Which assessment finding(s) should the nurse expect when caring for a child with cystic fibrosis? (Select all that apply.)

Steatorrhea Foul-smelling stools Delayed growth Pulmonary congestion

During administration of a blood transfusion, a child complains of chills, headache, and nausea. Which action should the nurse implement?

Stop the infusion immediately and notify the healthcare provider.

The nurse is preparing a health teaching program for parents of toddlers and preschoolers and plans to include information about the prevention of accidental poisonings. It is most important for the nurse to include which instruction?

Store all toxic agents and medicines in locked cabinets. Rationale: The only reliable way to prevent poisonings in young children is to make the items inaccessible

A father of a 5-year-old boy calls the nurse to report that his son, who has had an upper respiratory infection, is complaining of a headache, and his temperature has increased to 103° F, taken rectally. Which intervention has the highest priority?

Tell the parent to take the child to the emergency department. Rationale: The child is exhibiting symptoms that may indicate possible meningitis, and the parents should be encouraged to get immediate evaluation

A premature newborn girl, born 24 hours ago, is diagnosed with a patent ductus arteriosus (PDA) and placed under an oxygen hood at 35%. The parents visit the nursery and ask to hold her. Which response should the nurse provide to the parents?

The oxygen hood is holding the baby's oxygen level just at the point which is needed. You may stroke and talk to her.

Prophylactic antibiotics are prescribed for a child who has mitral valve damage. The nurse should advise the parents to give the antibiotics prior to which occurrence?
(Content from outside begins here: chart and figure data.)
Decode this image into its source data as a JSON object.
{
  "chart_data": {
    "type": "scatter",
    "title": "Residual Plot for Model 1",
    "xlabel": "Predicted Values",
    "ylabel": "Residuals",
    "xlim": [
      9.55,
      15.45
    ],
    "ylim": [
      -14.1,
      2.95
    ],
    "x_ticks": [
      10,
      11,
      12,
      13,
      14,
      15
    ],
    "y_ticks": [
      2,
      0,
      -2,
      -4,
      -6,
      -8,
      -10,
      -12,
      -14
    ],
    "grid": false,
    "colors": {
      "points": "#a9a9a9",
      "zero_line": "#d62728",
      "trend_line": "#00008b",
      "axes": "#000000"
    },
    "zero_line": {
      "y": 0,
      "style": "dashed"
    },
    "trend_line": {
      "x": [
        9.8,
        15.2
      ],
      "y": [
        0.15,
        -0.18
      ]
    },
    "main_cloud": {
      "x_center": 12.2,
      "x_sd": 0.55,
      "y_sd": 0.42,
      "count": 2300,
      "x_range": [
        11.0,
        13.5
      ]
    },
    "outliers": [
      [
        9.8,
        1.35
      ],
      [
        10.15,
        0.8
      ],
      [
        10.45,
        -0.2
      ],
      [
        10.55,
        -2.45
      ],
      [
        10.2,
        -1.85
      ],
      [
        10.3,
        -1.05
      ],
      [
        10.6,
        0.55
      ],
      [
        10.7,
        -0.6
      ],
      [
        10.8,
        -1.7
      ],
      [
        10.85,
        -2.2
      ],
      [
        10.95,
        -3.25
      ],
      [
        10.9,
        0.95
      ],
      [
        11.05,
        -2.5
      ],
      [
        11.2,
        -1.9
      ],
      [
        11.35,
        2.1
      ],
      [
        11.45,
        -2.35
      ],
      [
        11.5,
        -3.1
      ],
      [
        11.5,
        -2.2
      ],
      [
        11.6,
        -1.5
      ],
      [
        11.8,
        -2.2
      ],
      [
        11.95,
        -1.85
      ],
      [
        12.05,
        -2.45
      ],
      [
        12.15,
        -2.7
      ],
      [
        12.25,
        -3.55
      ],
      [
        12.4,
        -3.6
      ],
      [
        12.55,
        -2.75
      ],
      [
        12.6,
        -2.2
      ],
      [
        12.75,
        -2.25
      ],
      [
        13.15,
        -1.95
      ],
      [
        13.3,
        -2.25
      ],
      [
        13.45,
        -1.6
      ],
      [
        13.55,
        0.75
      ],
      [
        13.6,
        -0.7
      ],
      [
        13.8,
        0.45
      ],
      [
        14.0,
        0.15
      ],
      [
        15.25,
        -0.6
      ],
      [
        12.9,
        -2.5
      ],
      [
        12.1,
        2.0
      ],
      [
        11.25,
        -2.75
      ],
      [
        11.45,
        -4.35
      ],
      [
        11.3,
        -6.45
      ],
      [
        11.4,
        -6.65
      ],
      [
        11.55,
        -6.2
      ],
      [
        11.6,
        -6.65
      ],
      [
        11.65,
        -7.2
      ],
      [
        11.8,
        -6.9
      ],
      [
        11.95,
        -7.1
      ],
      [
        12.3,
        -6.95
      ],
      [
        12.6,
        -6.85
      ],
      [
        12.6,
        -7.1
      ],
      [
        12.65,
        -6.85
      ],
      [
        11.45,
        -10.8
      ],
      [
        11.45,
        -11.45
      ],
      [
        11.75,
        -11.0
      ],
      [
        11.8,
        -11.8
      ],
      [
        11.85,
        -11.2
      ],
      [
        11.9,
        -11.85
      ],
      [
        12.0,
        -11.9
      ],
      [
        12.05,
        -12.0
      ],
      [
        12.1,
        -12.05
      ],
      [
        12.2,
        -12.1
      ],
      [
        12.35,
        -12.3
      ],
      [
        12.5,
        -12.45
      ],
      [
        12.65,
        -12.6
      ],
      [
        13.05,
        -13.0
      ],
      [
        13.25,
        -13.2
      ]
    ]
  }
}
Urinary catheterization Rationale: Prophylactic antibiotics are usually prescribed prior to any invasive procedure for children who have valvular damage.
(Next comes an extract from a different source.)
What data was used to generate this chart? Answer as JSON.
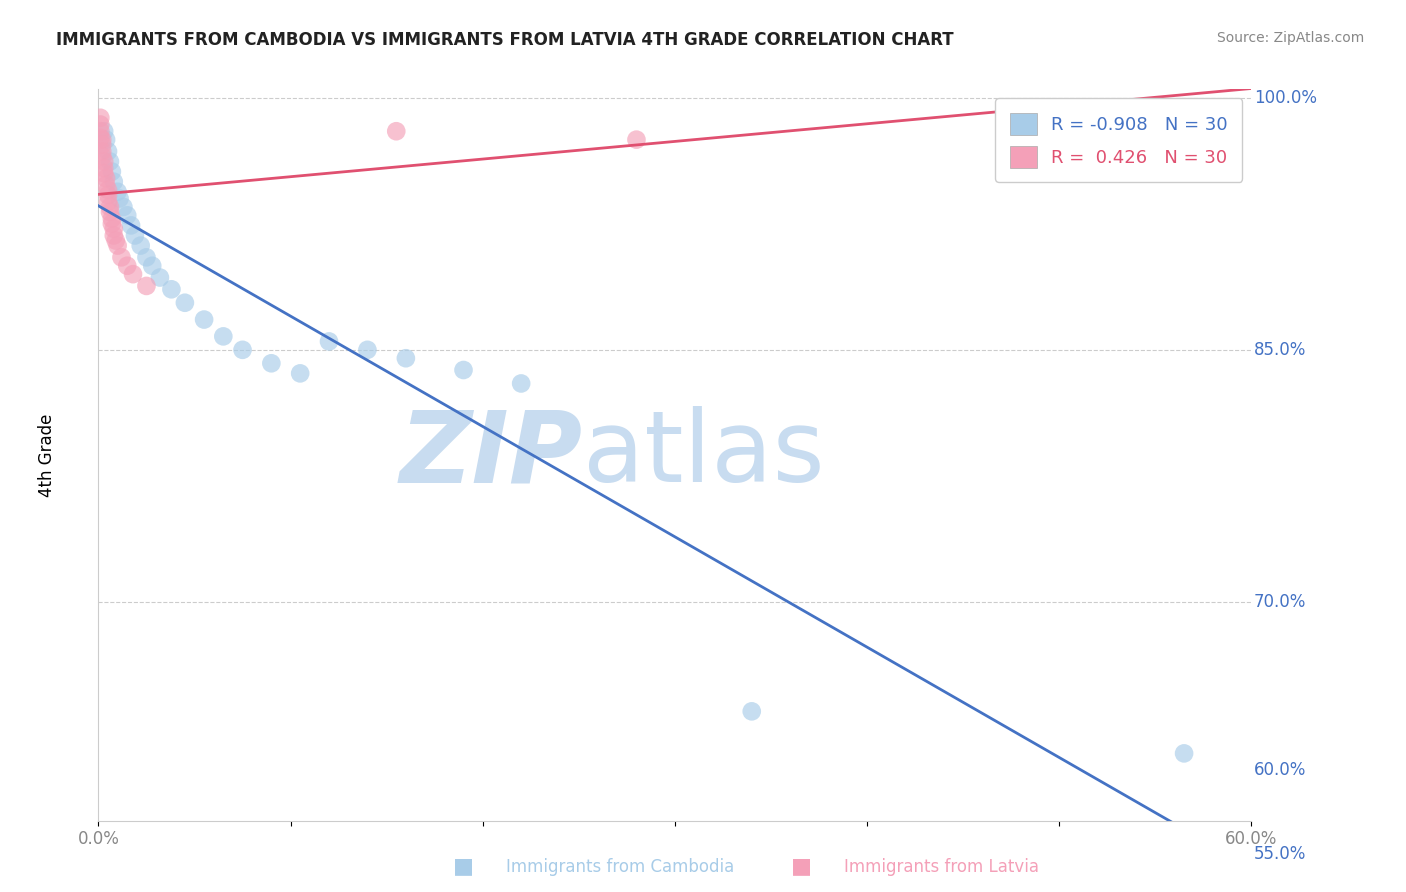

The nurse assigns an unlicensed assistive personnel (UAP) to provide morning care to a newly admitted child with bacterial meningitis. What is the most important instruction for the nurse to review with the UAP?

Use designated isolation precautions.

A female teenager is taking oral tetracycline HCL (Achromycin V) for acne vulgaris. What is the most important instruction for the nurse to include in this client's teaching plan?
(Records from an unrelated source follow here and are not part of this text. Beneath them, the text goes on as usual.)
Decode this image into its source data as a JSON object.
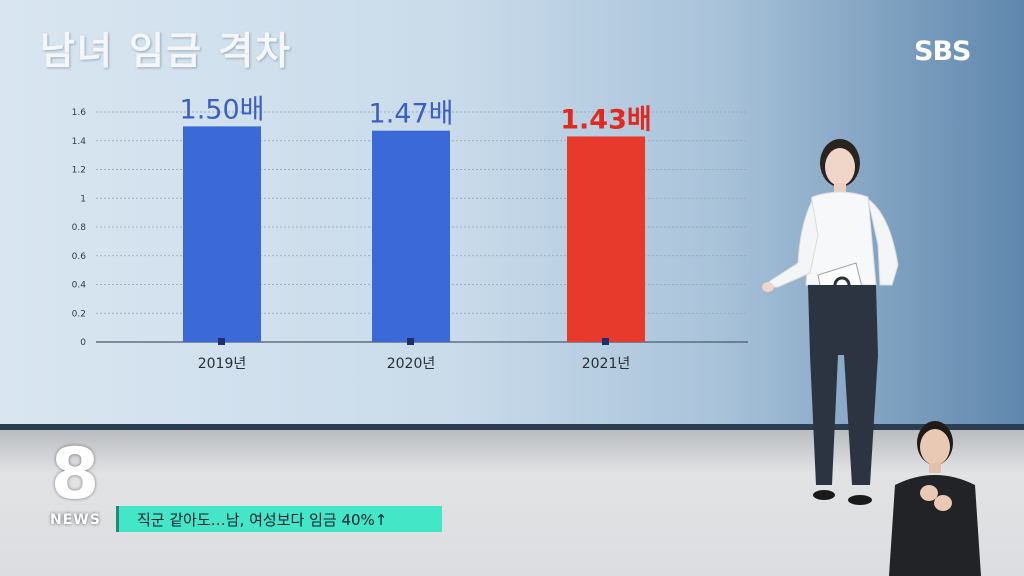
{
  "title": "남녀 임금 격차",
  "broadcaster": "SBS",
  "news_logo": {
    "number": "8",
    "text": "NEWS"
  },
  "caption": "직군 같아도…남, 여성보다 임금 40%↑",
  "colors": {
    "bar_blue": "#3b6ad8",
    "bar_red": "#e83a2c",
    "label_blue": "#3d5fc2",
    "label_red": "#e02a20",
    "caption_bg": "#43e6c7"
  },
  "chart_data": {
    "type": "bar",
    "title": "남녀 임금 격차",
    "categories": [
      "2019년",
      "2020년",
      "2021년"
    ],
    "values": [
      1.5,
      1.47,
      1.43
    ],
    "data_labels": [
      "1.50배",
      "1.47배",
      "1.43배"
    ],
    "bar_colors": [
      "#3b6ad8",
      "#3b6ad8",
      "#e83a2c"
    ],
    "label_colors": [
      "#3d5fc2",
      "#3d5fc2",
      "#e02a20"
    ],
    "yticks": [
      "0",
      "0.2",
      "0.4",
      "0.6",
      "0.8",
      "1",
      "1.2",
      "1.4",
      "1.6"
    ],
    "ylim": [
      0,
      1.6
    ],
    "grid": true,
    "xlabel": "",
    "ylabel": ""
  }
}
Use sunscreen when lying by the pool.

A child falls on the playground and is brought to the school nurse with a small laceration on the forearm. Which action should the nurse implement first?

Wash the wound gently with mild soap and water.

A 2-year-old child with gastro-esophageal reflux has developed a fear of eating. What instruction should the nurse include in the parents' teaching plan?

consistently follow a set mealtime routine.